ここでは、これまでの調査などに基づきながら、文学教育のキー・ポイントについて更なる調査を元に議論していきます。具体的には、①対話喚起性による授業内での対話の成立について、②他者の解釈などに触れることで内省し、自己の解釈を中心化→脱中心化→再中心化していくことについて、③ディスカッションなどを通して、自己が話し手、受け手、立会人といった立場を次々と経験する中で各自が読みを修正していき、次第に要点駆動型の読み(ハント&ガイポンドによる概念)へと至ることについて(つまり、文学をコミュニケーションとして捉え、その語用論的な側面ないしテクストの背後にある意図性などについて意識を及ばせること)、が議論されていました。著者は、教室を意味の社会的構成の場として捉えることがとても重要だと述べた上で、国語科授業においては、意味の創造過程の解明、学習者の反応の構造を解明する視座、意味の構成過程としての授業、授業における教師の圧力の除去、協働活動による読みの可能性、を考えていくことが必要と述べています。

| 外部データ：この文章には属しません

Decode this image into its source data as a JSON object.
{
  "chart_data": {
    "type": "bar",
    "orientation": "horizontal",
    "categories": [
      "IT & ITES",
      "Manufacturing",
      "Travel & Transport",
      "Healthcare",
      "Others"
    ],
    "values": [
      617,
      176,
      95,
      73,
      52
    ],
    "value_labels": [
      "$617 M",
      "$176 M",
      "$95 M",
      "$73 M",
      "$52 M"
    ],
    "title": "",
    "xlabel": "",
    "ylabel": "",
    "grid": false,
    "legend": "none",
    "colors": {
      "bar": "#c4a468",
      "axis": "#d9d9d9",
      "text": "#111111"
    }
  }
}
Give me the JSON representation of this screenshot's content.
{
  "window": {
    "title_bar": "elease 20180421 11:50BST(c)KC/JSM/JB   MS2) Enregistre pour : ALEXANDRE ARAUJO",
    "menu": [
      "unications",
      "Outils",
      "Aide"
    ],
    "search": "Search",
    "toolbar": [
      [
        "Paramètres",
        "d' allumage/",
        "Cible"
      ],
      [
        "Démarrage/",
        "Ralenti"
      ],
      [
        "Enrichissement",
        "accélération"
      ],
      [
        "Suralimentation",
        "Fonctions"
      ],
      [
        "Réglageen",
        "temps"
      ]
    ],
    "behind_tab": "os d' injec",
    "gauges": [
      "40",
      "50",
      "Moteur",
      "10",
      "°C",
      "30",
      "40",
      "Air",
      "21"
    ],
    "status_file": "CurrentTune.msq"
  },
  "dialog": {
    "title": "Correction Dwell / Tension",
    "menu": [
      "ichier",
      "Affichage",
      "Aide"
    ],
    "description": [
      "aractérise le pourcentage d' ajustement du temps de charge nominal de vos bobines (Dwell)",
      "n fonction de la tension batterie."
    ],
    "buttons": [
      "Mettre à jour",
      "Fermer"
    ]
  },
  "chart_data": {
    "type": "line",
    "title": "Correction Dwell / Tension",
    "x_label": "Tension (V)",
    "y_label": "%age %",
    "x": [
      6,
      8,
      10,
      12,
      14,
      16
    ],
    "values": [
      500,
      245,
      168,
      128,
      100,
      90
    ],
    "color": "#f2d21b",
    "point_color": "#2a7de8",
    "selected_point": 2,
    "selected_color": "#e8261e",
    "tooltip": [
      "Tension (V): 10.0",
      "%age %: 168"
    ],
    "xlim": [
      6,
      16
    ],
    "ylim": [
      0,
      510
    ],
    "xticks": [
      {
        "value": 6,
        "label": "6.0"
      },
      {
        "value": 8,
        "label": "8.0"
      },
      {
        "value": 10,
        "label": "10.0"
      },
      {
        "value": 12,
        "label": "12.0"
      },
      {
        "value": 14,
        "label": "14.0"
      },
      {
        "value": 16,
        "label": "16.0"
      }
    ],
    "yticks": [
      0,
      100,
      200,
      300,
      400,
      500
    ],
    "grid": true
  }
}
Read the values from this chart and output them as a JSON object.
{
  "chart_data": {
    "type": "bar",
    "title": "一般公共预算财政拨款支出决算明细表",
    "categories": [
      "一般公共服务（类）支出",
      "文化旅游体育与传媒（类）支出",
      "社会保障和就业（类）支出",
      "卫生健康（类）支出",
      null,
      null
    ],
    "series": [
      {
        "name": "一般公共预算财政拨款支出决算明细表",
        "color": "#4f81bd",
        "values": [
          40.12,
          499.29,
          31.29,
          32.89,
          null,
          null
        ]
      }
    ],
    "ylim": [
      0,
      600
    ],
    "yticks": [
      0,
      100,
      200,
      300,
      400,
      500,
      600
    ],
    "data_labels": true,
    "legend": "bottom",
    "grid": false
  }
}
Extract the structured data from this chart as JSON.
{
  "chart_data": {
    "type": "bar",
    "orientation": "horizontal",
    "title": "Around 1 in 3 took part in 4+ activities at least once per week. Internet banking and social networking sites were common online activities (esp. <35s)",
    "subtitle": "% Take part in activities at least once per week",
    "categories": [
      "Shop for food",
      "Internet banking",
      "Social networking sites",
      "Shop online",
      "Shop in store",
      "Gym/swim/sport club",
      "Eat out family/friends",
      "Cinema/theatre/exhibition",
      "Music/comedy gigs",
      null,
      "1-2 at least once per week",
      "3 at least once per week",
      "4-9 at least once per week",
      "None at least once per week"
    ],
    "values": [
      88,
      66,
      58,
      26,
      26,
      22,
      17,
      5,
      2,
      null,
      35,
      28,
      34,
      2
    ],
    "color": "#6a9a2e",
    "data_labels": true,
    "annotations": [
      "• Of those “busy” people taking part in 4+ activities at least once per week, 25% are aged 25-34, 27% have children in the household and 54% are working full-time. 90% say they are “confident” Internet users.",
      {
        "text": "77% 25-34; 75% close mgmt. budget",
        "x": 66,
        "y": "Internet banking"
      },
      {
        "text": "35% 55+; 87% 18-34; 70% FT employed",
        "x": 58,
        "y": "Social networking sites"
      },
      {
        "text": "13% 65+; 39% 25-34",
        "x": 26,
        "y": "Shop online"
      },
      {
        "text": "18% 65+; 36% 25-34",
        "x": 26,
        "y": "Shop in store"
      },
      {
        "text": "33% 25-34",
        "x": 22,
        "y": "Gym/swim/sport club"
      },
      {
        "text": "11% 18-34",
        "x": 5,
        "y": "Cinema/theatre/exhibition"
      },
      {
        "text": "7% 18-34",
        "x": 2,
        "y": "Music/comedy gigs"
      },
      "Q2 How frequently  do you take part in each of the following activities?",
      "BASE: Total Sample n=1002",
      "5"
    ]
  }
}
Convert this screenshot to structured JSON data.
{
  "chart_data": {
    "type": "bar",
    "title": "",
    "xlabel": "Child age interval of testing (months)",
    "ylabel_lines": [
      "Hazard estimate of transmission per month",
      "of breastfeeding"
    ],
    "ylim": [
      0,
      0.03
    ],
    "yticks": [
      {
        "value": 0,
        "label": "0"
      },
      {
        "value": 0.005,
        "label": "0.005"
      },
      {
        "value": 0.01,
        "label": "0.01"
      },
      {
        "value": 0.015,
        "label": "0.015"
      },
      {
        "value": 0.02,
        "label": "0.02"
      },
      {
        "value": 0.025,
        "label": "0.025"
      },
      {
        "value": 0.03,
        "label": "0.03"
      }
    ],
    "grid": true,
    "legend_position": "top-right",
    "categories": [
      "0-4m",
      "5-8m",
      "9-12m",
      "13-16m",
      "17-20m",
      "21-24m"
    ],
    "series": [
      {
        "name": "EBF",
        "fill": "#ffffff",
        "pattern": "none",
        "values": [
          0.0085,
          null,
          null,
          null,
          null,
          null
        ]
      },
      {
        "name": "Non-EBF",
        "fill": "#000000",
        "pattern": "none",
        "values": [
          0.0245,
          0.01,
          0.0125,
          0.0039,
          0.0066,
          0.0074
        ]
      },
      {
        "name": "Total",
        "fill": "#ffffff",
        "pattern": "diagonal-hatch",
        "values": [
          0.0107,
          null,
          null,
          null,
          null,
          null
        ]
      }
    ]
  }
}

私自身、アメリカ国語教育の研究についてこれまであまり勉強していなかったので、その研究動向について知ることができたのはとても有益でした。また、国語教育学の研究ですので、英語教育にそのまま応用できるといったものではありませんが、文学を読むとはどういうことなのか、様々な示唆をえることができました。著者はスコールズが言うところの「批評」のレベルへと至る道のりの途中に「読み」と「解釈」と言うレベルがあると考えており、読みの発達の上では、見物人的スタンスの獲得、更にはダブル・パースペクティブ(様々なスタンスに立つことができるようになること)が不可欠で、そういったスタンスの取り方などを獲得する上で他者との対話が有益であると考えているようです(ただし、著者が最も関心があるのはテクストと読者の対話であり(p. 700)、読者間の対話そのものではありませんが)。とても勉強になりました。